Yaşar Üniversitesi Adalet Meslek Yüksekokulu Müdürü Doç. Dr. Burcu Dönmez, Hayvanları Koruma Kanunu değişikliğinin halen TBMM’den geçip yasalaşmadığını ifade ederek bu Hayvan Hakları Günü’nde de sahipsiz hayvanları öldürmenin ya da işkence etmenin hala kabahat kapsamında değerlendirildiğini söyledi.
4 Ekim, tüm dünyada 1931 yılından bu yana “Hayvan Hakları Günü” olarak kabul ediliyor. Hayvan hakları hukuku üzerinde çalışmalar yürüten Yaşar Üniversitesi Adalet Meslek Yüksekokulu Müdürü Doç. Dr. Burcu Dönmez, hayvanlara yönelik şiddetin gündeme geldiği her olayda toplumun tüm kesimlerinden tepki yağsa da şiddet eylemlerinin önlenemediğini belirterek, “Bu 4 Ekim’de de ülkemiz, hayvanları tam anlamda koruyacak ve kamu vicdanını tatmin edecek bir yasaya sahip değil” dedi.
“Mal değil can sayılmalılar”
Doç. Dr. Burcu Dönmez, mevcut 5199 Sayılı Hayvanları Koruma Kanunu’nun 28. maddesine göre; sahipsiz bir hayvanı öldürmek, işkence yapmak, sahiplenip aldıktan sonra sokağa bırakmak gibi eylemlerin kabahat kapsamında değerlendirildiğini, bu nedenle de çok cüzi idari para cezalarıyla cezalandırılabilir olduğunu belirtti. Dönmez, bunun dahi denetim olmaması ve çeşitli gerekçelerle uygulanamadığını ifade ederek, ancak hayvan sahipli ise bu takdirde de “mal” olarak değerlendirildiğini ve Türk Ceza Kanunu kapsamında “mala zarar verme” suçunun oluştuğunu vurgulayarak son olarak İstanbul’da komşusunun bahçesinde köpeğini bıçaklayarak öldüren şüphelinin mala zarar verme suçundan işlem yapılıp adli kontrol şartıyla serbest bırakıldığını hatırlattı.

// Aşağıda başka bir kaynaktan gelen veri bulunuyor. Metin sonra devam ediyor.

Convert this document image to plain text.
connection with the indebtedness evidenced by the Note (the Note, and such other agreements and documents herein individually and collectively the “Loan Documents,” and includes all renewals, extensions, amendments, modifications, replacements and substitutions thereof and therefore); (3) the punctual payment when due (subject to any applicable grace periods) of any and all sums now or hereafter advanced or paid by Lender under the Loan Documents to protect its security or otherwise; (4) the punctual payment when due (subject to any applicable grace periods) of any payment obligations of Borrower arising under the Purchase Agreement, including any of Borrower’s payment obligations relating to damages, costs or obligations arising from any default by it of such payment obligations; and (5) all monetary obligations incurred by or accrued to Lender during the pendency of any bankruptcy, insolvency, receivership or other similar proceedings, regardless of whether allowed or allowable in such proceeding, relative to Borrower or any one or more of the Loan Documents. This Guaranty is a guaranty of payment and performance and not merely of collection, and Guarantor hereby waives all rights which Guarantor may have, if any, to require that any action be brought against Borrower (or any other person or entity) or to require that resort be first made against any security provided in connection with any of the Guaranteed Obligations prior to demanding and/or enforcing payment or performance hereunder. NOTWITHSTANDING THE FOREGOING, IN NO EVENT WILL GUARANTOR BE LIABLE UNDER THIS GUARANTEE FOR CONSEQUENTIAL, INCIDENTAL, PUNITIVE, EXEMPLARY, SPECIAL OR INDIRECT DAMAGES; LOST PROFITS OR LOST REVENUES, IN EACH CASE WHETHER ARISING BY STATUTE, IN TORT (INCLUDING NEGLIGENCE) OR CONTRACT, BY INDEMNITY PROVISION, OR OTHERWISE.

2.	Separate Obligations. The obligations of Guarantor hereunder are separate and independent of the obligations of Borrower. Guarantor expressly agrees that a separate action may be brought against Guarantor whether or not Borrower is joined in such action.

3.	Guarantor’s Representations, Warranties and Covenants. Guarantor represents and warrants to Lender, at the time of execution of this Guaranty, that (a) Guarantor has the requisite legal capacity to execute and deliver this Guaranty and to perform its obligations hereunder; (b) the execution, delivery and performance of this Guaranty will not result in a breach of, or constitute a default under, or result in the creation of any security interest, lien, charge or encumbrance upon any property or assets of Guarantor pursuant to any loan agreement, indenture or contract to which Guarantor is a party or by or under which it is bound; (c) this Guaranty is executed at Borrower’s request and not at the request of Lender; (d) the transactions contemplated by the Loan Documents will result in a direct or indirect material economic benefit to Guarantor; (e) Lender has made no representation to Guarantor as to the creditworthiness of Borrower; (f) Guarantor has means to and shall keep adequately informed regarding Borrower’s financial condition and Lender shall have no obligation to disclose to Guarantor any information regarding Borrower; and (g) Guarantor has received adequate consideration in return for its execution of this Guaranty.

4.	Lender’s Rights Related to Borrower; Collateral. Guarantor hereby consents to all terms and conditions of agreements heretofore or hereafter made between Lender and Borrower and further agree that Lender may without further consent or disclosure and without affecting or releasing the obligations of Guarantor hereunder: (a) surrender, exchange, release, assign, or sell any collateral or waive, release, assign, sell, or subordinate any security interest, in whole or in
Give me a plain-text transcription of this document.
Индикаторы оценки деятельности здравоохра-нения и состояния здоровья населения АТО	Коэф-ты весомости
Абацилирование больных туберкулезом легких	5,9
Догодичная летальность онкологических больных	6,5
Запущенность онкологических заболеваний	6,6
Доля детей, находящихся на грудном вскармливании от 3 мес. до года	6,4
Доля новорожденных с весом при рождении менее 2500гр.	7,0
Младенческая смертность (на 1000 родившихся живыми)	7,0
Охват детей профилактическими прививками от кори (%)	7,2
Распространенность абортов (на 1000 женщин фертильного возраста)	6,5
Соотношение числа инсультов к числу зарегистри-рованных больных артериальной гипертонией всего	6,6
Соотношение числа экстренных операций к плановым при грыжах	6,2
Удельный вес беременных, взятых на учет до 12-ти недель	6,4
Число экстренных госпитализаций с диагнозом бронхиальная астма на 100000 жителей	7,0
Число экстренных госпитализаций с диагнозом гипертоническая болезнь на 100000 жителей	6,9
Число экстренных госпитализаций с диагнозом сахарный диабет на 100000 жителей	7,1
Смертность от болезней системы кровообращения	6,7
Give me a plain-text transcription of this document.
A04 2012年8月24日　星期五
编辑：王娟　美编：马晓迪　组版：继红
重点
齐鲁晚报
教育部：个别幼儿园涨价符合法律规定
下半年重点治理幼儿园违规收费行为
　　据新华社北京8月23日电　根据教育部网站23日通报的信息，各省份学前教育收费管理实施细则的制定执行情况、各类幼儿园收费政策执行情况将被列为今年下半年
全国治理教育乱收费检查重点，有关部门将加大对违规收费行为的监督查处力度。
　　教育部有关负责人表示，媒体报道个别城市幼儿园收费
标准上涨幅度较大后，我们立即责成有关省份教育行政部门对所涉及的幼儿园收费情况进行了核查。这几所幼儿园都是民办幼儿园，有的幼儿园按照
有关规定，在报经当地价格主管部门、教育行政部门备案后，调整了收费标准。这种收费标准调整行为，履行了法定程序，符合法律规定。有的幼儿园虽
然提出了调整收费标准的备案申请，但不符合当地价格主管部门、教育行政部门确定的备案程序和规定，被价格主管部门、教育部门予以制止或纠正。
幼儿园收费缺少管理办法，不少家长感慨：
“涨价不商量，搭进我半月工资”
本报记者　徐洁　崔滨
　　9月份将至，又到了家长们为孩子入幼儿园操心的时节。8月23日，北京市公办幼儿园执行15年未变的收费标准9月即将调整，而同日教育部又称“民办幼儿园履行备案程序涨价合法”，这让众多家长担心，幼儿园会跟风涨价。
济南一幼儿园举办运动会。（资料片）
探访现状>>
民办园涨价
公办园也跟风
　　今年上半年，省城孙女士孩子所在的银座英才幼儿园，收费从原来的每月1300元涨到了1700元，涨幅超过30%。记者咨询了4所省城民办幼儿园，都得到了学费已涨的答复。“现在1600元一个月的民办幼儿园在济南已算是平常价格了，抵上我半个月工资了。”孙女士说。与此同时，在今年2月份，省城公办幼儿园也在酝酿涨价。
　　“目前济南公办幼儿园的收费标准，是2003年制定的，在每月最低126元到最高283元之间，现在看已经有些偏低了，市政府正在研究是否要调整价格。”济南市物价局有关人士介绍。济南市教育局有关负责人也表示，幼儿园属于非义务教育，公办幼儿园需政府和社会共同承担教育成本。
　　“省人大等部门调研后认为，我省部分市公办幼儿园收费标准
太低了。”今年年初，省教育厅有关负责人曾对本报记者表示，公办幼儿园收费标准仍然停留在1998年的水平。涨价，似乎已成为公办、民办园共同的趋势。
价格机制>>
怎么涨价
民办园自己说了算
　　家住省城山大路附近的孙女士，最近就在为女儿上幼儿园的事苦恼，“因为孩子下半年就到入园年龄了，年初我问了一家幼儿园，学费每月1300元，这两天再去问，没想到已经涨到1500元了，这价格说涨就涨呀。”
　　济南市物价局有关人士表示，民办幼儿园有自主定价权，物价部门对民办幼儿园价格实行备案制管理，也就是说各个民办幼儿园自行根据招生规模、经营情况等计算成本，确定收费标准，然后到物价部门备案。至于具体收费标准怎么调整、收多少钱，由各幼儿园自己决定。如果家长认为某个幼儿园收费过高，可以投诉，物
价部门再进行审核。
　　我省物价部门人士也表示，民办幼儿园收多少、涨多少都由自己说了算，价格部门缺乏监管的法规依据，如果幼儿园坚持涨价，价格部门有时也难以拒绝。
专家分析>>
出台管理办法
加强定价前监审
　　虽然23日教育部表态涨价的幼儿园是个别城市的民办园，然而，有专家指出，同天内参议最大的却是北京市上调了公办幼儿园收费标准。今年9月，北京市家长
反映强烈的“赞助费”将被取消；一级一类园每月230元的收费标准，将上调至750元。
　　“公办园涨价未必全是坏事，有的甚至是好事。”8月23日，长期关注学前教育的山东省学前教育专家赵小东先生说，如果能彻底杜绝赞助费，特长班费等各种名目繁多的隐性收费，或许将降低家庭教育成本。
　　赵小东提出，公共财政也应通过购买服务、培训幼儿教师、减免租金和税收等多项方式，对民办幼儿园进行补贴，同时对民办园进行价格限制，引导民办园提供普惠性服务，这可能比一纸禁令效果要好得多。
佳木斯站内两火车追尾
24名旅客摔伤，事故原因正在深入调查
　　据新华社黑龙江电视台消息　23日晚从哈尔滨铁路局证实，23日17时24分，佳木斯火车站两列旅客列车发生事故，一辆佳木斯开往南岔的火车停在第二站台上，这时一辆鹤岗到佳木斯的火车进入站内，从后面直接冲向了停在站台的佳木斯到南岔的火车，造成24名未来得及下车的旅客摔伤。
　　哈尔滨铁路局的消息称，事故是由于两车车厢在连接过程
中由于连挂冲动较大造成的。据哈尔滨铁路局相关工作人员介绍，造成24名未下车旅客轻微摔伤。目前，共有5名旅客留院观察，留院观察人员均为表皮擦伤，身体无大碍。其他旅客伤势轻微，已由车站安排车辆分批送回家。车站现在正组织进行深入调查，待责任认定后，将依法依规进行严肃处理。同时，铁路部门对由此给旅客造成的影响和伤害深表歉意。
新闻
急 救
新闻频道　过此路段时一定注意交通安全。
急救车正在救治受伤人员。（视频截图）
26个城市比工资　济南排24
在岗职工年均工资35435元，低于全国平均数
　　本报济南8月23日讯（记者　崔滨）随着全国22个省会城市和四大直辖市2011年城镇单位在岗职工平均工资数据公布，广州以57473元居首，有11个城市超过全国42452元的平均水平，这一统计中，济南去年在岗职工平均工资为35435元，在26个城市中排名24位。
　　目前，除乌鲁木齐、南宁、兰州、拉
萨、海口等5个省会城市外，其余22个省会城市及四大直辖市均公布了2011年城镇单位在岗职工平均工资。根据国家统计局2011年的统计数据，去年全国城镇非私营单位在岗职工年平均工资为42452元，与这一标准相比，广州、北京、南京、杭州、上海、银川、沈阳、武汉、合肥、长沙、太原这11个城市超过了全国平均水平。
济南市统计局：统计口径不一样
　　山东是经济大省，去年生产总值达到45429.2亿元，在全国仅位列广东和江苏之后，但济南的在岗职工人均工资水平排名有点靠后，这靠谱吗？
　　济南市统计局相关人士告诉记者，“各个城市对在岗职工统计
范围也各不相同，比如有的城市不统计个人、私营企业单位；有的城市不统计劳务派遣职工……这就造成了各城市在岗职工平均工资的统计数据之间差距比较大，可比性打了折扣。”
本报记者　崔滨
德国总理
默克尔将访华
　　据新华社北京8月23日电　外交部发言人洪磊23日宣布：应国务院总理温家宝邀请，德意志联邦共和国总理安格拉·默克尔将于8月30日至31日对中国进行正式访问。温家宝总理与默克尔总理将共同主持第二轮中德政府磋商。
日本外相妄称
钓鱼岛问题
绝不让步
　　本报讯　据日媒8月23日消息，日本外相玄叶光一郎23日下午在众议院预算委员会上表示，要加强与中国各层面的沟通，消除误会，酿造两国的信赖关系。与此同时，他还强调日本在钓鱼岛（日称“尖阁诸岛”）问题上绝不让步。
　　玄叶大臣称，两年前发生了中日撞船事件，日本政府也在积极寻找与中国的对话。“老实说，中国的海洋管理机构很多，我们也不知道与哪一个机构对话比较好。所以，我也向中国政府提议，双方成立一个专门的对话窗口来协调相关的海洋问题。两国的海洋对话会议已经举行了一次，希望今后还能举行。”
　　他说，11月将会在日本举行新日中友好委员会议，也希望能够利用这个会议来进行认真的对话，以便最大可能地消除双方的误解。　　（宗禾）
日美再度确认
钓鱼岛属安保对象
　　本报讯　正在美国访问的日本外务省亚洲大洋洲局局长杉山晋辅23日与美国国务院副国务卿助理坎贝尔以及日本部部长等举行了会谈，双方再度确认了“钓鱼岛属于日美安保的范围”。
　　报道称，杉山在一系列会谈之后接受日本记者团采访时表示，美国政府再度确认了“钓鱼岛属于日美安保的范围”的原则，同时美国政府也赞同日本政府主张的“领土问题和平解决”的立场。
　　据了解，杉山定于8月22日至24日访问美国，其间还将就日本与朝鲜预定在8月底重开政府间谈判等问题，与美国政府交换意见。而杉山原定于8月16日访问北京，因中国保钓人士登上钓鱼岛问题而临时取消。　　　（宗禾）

“Sokağa terk eden kişinin sorumluluğu olmalı”
Sadece çocuklarını belli bir süre mutlu etmek için yaz aylarında sahiplenilen veya satın alınan hayvanların yaz sonunda sokaklara terkedilerek ölümlerine neden olan pek çok insan olduğunu da hatırlatan Burcu Dönmez, “Bu eylemlerin hiçbiri suç sayılmamakta. Sahiplenilen hayvanların, yasa gereği ilgili kişiye kaydedilmesi, ölümü halinde bu kaydın veteriner onayı ile silinmesi, hayvanların terk edilip edilmediğinin yetkili kurumlar veya sivil toplum kuruluşları tarafından takip edilmesini sağlayacak düzenlemelerin en kısa süre içinde taslak metne dahil edilmesinin gerekli olduğunu düşünüyorum” diye konuştu.
“Kişinin sabıkasına işlenmeyecek”
Yasa değişikliğini öngören taslak metinde sahipli ya da sahipsiz olmasına bakılmaksızın hayvanları kasten öldürmek, işkence yapmak ve cinsel istismarda bulunmanın hapis cezasını gerektiren suçlar olarak öngörüldüğünü anlatan Doç. Dr. Dönmez, “Ancak bu eylemler suç olarak düzenlense dahi öngördükleri yaptırımlar kapsamında verilecek olan hapis ve adli para cezalarının çoğu zaman ‘Hükmün açıklanmasının geri bırakılması’ kapsamı içerisine girecek. Bu nedenle de işleyen kişinin sabıkasına işlenmeyecek” diyerek uyarıda bulundu.
“Seçenek yaptırım ve ağır para cezaları çözüm olabilir”
Dönmez, hapis cezasının ertelenmesi kararı verilen ve sabıka kaydına işlenen hallerde ise cezanın infazının cezaevinde gerçekleşmediğini belirterek, “Bu hallere girmeyen bir ceza verildiğinde de İnfaz Kanunu kapsamında uygulanacak koşullu salıverme şartları çerçevesinde kişinin almış olduğu cezanın denetimli serbestlik kapsamında dışarıda geçirilmesi söz konusu olmakta. Bu nedenle yaptırımlar bireyler üzerinde caydırıcı nitelik taşımıyor ve kişileri bu tür eylemleri gerçekleştirmekten uzak tutmuyor” diyerek seçenek yaptırım ve ağır para cezaları çözüm olabileceğini söyledi.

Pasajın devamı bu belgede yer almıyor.